Al llegar a la casa de los Krank, Spike llamó al timbre pero no obtuvo respuesta.
El Lexus del señor Krank no estaba allí, lo cual no era nada extraño a las cinco de la tarde. Pero el Audi de la señora Krank se encontraba bajo el cobertizo, señal segura de que ella estaba en casa. Las cortinas estaban corridas y las persianas bajadas. Pero nadie abría la puerta, por lo que el grupo se dirigió a casa de los Becker, donde Ned estaba lavando a Frosty mientras su suegra le ladraba instrucciones desde los peldaños de la entrada. —Ya se van –murmuró Nora por el teléfono de su dormitorio.

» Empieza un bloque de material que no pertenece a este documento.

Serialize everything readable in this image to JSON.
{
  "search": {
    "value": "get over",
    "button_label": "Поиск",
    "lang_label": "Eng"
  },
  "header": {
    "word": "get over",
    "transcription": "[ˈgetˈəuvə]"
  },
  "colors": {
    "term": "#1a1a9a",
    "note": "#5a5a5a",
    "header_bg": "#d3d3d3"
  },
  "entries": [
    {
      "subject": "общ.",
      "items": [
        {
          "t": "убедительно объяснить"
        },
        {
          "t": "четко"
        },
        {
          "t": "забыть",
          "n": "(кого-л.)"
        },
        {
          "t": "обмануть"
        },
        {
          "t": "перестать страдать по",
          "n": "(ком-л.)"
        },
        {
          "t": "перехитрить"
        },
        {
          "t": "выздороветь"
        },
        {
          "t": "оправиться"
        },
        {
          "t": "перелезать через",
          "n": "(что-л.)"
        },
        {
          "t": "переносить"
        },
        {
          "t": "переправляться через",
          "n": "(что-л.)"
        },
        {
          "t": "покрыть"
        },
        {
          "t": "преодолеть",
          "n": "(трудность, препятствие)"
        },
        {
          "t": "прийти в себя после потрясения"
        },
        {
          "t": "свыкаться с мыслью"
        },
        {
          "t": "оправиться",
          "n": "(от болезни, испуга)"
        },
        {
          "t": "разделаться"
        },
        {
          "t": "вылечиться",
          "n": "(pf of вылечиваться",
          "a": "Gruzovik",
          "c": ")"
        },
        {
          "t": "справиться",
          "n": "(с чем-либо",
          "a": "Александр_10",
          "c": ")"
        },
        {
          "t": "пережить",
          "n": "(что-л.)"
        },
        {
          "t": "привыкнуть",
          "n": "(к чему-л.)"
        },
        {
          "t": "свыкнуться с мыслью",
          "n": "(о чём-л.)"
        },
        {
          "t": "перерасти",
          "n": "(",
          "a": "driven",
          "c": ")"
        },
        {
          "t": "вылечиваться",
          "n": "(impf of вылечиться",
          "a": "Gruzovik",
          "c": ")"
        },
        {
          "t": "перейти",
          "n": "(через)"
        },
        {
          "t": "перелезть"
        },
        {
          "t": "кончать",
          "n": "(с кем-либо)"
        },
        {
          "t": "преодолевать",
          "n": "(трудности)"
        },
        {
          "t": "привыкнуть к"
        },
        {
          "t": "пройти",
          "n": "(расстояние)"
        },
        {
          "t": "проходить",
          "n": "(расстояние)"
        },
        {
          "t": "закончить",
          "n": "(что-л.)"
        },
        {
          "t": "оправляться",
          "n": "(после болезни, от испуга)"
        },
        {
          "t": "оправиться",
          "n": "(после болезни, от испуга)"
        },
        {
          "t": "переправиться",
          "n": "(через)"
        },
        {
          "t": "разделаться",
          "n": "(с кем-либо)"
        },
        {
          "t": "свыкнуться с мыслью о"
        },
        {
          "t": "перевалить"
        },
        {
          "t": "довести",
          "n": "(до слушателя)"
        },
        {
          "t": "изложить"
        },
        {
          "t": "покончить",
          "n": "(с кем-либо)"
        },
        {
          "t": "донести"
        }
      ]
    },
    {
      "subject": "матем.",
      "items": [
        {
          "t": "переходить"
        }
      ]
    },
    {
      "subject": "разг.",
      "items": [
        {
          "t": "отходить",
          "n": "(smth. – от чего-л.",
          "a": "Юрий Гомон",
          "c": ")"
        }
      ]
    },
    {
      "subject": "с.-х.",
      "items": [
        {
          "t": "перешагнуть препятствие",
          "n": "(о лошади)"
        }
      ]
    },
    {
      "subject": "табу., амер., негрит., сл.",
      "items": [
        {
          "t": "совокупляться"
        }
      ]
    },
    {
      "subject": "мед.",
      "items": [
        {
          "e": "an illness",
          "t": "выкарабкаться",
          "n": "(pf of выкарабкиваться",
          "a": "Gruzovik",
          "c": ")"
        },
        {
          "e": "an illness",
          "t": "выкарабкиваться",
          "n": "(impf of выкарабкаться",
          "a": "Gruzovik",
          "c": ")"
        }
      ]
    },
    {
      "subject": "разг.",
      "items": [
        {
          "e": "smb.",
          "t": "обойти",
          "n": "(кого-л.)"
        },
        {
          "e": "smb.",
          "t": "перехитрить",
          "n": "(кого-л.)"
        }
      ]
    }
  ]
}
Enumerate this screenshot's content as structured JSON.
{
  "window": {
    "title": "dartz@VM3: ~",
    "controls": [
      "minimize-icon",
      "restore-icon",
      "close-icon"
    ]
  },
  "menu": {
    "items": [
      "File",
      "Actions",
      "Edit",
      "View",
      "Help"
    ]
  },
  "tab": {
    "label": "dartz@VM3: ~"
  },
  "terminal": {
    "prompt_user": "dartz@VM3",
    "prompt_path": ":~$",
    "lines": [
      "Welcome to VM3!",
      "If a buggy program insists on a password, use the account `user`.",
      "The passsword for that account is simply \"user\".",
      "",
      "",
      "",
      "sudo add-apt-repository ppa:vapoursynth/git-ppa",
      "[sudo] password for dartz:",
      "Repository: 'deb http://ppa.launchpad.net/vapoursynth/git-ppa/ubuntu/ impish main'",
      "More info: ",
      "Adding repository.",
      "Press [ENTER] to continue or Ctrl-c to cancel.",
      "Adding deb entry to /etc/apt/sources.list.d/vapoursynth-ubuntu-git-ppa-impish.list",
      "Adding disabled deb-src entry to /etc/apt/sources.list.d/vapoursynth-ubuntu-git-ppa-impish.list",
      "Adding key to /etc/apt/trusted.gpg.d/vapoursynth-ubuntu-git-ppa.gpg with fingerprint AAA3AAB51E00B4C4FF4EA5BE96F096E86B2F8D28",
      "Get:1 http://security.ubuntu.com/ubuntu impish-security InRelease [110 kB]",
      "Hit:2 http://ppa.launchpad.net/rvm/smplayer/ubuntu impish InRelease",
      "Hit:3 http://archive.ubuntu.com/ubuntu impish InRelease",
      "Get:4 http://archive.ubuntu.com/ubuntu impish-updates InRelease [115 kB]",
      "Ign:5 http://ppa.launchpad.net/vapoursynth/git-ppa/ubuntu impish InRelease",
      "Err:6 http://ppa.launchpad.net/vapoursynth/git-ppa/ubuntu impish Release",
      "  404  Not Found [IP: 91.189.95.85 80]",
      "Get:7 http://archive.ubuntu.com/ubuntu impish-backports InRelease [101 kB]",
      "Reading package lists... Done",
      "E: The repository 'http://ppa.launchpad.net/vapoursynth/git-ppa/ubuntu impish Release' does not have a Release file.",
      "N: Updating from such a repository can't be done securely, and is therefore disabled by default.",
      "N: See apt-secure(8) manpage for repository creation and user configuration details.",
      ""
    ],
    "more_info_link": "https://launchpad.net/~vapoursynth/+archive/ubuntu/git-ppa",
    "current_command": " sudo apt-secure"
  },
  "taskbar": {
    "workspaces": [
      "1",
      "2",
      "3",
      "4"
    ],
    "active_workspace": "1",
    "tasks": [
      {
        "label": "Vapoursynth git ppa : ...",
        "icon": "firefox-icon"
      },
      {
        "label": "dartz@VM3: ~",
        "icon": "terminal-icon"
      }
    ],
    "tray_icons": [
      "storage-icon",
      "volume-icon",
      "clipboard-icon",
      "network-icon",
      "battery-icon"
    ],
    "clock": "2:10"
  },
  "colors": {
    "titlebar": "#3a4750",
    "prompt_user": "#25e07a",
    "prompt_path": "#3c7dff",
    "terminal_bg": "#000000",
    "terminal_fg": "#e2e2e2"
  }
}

—¿Por qué hablas en voz baja? –le preguntó Luther un tanto alterado.
—Porque no quiero que me oigan. —¿Quiénes son?
—Creo que Vic Frohmeyer, Wes Trogdon, me parece que ese Brixley del otro extremo de la calle y unos niños.
—Un auténtico grupo de matones, ¿eh?
—Más bien una pandilla callejera. Ahora están en casa de los Becker.
—Que Dios se apiade de ellos. —¿Dónde está Frosty? –preguntó Nora.
—Donde siempre ha estado desde el mes de enero. ¿Por qué?
—No sé. —Tiene gracia, Nora. Hablas en voz baja por teléfono en el interior de una casa cerrada porque nuestros vecinos están yendo de puerta en puerta para ayudar a otros vecinos a colocar un ridículo muñeco de nieve de plástico de dos metros de altura que, por cierto, no tiene absolutamente nada que ver con la Navidad. ¿Lo has pensado alguna vez, Nora? —No.
—Votamos a favor de ‘Rudolph’, ¿recuerdas? —Pues no.
—Tiene gracia. —Pues yo no me río.
—Frosty se va a tomar un año de vacaciones, ¿de acuerdo? La respuesta es no.
Luther colgó suavemente el aparato y trató de concentrarse en su trabajo.
Cuando ya había anochecido, regresó muy despacio a casa, pensando por el camino que era una tontería preocuparse por cuestiones tan intrascendentes como colocar un muñeco de nieve en el tejado. Y se pasó todo el rato pensando en Walt Scheel. «Vamos, Scheel –murmuró para sus adentros–. No me decepciones.«
Walt Scheel era su rival en Hemlock, un malhumorado sujeto que vivía justo delante de ellos, en la acera de enfrente. Dos hijos recién salidos de la universidad, una esposa que luchaba contra un cáncer de mama, un misterioso trabajo en una empresa belga, unos ingresos que, al parecer, se contaban entre los más altos de Hemlock; pero, a pesar de lo que ganaba, Scheel y su mujer querían que sus vecinos creyeran que tenían mucho más.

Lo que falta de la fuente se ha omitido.